Our district’s response to any suspected human cases is based on the dispersal or flying distance, behavior and habitats of vector mosquito species after we receive the information about suspected human case from the health department. For prevention and control of yellow fever mosquitoes and Asian Tiger Mosquitoes (container-breeding mosquitoes), we used the barrier perimeter strategy. We enhanced the surveillance, residential and community education, source reduction and treatment by using Ultra-low volume foggers, barrier-spraying, thermal fogging and other practical control techniques, based on local environmental conditions within a mile, because Yellow Fever and Asian Tiger mosquitoes fly only short distances. This successful strategy and method have been adopted by other mosquito control programs.

Ms. Hutton is right. Now it is the time for our mosquito control staff and health department staff to conduct public education for emptying containers, personal protection and prevention against mosquito bites — and to expand treatment rates and areas in order to fight the spread of vector mosquitoes and the Zika virus.

AMCD is a local governmental entity and a tax authority.
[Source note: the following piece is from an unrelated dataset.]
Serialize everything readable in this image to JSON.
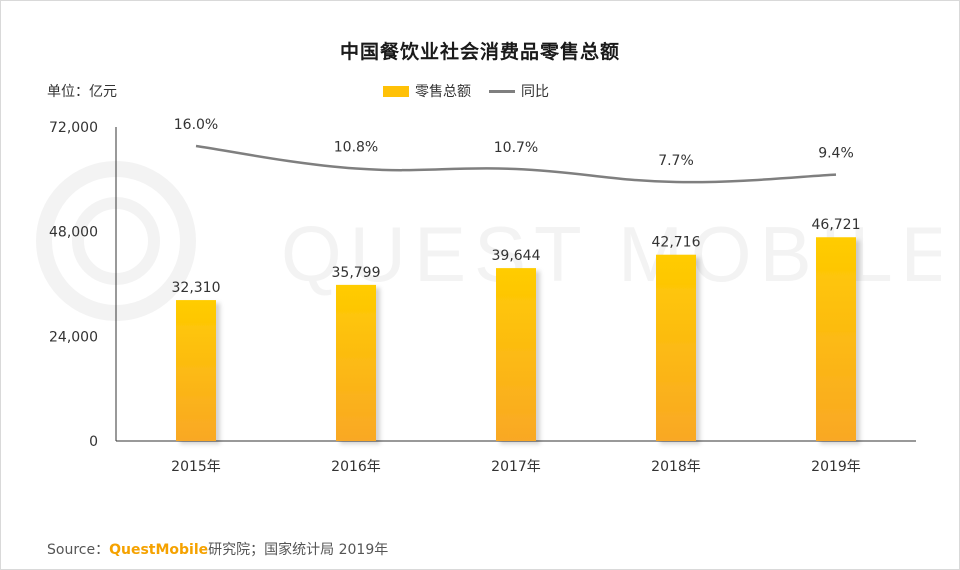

Our commissioners set the emerging fund for the response to the possible outbreaks of any kind of mosquito-borne diseases when they set up the annual budget — which specifically includes funding for an response to and control of, a mosquito-borne disease outbreak. The district increased surveillance, inspection, education, treatment and funding for vector mosquitoes after we received the first imported Zika case in our county. Also, the district has planned and arranged to search and apply for more grants to study where our Yellow Fever mosquitoes and the insecticide susceptibility, control technology and strategy against these vector mosquitoes.

Currently there are 79 imported Zika cases in Florida. We do have challenges and face public health threats because the imported case number grows in Florida, the mosquito season is already started an human populations have no resistance or immunity to these pathogens. Based on the very low current population of yellow fever mosquitoes in Northeast Florida and our many years of experience — and with the support and collaboration of residents — I am confident that we can successfully prevent and control the spread of Zika and other mosquito-borne diseases in our county.

Rui-De-Xue, Ph.D, is the director of the Anastasia Mosquito Control District.